Walaupun manusia diberi kebebasan akan tetapi kebebasan itu tidak mutlak dimana ia sanggup berbuat semaunya dalam masa dan tempat yang dikehendakinya. Kebebasan dalam Islam adalah kebebasan yang terikat, oleh rasa tanggung jawab, tidak menghalangi kebebasan orang lain, nilai-nilai agama dan moral yang dianut masyarakat, undang-undang yang berlaku, kebersamaan dan keadilan serta akal logika. Rasulullah bersabda:

Artinya:

Setiap kamu pemimpin dan setiap kamu akan mempertanggung jawabkan atas kepemimpinannya”. (H.R. Bukhari)

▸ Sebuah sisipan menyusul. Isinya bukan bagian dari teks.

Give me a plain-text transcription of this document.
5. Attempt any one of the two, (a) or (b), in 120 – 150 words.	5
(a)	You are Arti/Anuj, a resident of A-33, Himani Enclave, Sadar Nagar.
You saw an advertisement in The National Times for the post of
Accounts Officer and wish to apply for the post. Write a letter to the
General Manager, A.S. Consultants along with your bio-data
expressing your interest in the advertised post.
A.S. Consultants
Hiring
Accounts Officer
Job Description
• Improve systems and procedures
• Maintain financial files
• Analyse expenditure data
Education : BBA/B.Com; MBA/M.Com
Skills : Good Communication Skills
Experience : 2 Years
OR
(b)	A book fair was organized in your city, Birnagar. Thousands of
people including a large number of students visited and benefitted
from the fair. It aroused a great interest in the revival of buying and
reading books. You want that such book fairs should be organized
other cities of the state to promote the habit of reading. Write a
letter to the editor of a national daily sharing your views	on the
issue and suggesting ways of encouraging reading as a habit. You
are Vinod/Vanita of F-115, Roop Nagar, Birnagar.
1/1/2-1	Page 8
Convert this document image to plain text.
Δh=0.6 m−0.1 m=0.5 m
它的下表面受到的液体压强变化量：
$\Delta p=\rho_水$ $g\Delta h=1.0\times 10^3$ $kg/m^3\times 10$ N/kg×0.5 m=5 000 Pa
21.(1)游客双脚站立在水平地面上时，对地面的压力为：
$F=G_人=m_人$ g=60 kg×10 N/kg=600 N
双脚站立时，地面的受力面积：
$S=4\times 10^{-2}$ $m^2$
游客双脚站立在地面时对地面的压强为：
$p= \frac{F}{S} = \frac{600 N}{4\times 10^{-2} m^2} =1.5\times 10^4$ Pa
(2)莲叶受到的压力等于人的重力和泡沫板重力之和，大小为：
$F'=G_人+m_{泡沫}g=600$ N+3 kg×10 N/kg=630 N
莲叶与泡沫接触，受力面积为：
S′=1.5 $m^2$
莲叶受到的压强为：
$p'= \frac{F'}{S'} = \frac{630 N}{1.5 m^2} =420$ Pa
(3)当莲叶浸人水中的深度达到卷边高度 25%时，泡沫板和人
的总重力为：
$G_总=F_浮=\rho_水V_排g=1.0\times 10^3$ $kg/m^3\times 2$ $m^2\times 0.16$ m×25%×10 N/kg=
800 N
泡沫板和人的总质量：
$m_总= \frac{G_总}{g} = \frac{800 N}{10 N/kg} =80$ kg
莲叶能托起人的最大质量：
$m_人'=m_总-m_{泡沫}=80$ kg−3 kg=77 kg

Implikasiny dalam pendidikan adalah bahwa pencapaian tujuan pendidikan Islam faktor peserta didik merupakan hal yang mutlak perlu diperhatikan. Supaya seorang pendidik berhasil dalam pendidikan maka harus ada konsep yang jelas tentang karakter fitrahnya, walaupun kita mengakui peranan lingkungan dalam pendidikan akan tetapi lingkungan bukan satu-satunya faktor yang paling menentukan. Fitrah manusia juga memerlukan dan perlu dikembangkan dalam rangka memperkuat hubungan manusia dengan Khaliknya dengan sesamanya dan makhluk lainnya. Karakter manusia yang terdiri dari badan dan roh dengan daya aql dan qalb nya perlu dikembangkan dalam pendidikan sehingga terdapat keseimbangan antara pendidikan agama dan sains. Untuk mengetahui tentang konsep manusia, watak dasar dan karakteristiknya tidak dilakukan dengan keilmuan yang empirik, maupun pendekatan rasional falsafi saja, sebab pendekatan yang seperti itu tidak menyentuh esensi dan hakikat manusia yang sebenarnya. Oleh karena itu diperlukan pendekatan Qur’ani (bimbingan wahyu), sedangkan pendekatan empirik dan rasional falsafi hanya diperlukan sebagai jalan untuk memahami wahyu yang kebenarannya bersifat absolute.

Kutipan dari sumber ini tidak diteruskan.